Extracellular mtDNA can be internalized into cardiomyocytes inducing the TLR9 signaling and cell death [18]. DNase I treatment reduced infarct size in myocardial I/R open-chest or isolated perfused rat hearts [19]. Furthermore, the combination of DNase I and mitochondria-targeted endonuclease III, which would maintain mitochondrial integrity in the ischemic cardiomyocytes, can produce additive protection against myocardial I/R injury [19]. On the other hand, we found that intracellular mtDNA escaping from autophagic degradation can cell-autonomously activate TLR9 and induce the inflammatory response in pressure overloaded cardiomyocytes [6]. In this study, it was examined whether the degradation of extracellular mtDNA can rescue the cardiac phenotypes and inhibit the inflammatory responses in I/R injury by perfusing DNase I into the heart. The inflammatory responses, which were inhibited by Tlr9 ablation, were not affected by DNase I perfusion in I/R hearts. DNase I is supposed to degrade mainly extracellular mtDNA and prevent extracellular mtDNA from being internalized into cardiomyocytes. We do not know the exact reason why mtDNA internalized from extracellular space and that generated cell-autonomously inside the cell have apparently different outcome following TLR9 activation. TLR9 locates intracellularly in endosomes and endoplasmic reticulum [3,4] as well as autolysomes [6]. Each type of mtDNA might activate distinct TLR9, which has different subcellular localization and function.
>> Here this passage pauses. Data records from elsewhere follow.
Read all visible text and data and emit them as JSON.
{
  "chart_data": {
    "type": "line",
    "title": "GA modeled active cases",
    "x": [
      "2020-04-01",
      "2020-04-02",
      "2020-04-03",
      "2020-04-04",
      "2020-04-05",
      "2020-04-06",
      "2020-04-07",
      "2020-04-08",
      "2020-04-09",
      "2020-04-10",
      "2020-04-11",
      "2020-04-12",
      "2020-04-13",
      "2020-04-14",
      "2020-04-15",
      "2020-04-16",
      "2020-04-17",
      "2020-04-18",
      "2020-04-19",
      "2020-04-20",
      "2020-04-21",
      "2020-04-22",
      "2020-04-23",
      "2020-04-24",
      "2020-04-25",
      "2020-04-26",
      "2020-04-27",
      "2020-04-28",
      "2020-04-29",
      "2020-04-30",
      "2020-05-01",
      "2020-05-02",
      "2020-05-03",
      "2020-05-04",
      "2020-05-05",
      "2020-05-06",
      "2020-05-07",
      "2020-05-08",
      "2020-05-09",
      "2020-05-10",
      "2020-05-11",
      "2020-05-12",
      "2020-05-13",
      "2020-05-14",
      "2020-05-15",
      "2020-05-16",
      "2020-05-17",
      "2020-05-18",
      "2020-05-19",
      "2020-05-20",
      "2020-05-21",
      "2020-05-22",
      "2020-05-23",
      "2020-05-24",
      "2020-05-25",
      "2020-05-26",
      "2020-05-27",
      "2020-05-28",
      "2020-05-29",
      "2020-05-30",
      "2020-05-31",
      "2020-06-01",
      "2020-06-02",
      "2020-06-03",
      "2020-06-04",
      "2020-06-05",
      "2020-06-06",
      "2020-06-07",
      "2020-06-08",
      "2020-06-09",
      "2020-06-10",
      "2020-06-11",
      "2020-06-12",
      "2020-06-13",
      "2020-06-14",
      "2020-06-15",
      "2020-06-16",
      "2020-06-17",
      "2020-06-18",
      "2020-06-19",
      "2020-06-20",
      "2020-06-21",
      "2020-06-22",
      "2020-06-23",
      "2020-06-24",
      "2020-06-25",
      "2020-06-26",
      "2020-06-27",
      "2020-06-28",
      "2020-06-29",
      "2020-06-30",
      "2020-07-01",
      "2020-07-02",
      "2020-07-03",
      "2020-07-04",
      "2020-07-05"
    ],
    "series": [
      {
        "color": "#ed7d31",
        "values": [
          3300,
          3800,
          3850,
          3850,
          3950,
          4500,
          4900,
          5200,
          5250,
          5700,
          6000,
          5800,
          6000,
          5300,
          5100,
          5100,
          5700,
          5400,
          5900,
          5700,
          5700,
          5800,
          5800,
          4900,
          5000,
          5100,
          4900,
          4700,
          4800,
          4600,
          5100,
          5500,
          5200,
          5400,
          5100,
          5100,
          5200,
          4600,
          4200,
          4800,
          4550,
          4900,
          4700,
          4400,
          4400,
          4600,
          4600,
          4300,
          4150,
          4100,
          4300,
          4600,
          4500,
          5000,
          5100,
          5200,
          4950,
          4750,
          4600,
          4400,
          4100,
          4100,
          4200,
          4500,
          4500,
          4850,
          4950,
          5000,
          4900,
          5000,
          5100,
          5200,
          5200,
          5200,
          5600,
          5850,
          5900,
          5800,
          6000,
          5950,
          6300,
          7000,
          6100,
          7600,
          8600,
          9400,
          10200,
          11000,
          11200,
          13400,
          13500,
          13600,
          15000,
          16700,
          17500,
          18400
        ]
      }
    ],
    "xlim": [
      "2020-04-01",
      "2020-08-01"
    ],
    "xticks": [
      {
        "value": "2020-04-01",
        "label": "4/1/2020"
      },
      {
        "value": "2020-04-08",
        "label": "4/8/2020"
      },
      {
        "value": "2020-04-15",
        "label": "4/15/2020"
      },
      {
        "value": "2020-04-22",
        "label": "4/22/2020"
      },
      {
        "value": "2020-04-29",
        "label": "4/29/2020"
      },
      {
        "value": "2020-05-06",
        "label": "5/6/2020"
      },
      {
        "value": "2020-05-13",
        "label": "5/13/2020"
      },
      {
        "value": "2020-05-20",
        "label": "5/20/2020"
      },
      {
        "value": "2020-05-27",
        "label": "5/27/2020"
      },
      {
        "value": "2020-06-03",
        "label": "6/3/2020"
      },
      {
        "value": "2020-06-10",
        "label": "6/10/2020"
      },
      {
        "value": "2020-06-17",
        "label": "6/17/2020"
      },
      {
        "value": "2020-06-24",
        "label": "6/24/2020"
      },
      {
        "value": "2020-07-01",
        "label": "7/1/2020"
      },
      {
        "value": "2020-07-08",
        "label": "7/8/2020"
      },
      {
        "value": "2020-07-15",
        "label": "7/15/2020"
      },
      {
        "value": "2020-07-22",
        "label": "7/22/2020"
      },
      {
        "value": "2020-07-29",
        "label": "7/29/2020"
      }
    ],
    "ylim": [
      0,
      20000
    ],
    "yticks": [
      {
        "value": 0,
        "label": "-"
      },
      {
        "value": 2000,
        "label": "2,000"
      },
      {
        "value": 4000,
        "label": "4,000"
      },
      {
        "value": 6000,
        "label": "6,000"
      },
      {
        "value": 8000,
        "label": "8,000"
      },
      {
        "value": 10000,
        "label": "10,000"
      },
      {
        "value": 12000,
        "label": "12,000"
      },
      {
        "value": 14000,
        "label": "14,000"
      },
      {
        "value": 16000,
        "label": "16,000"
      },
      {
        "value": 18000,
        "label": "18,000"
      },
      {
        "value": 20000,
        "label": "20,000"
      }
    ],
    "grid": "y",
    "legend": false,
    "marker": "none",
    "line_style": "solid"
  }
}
This study revealed that TLR9 in the heart may be a critical contributor to the final infarct size and could be a therapeutic target in myocardial I/R injury. TLR9 has a wide variety of functions in cardiac disease, so further research is needed to determine the risks and benefits of TLR9 as a therapeutic target and to access the method of application.

Conflicts of interest

The authors have no conflict of interest to declare.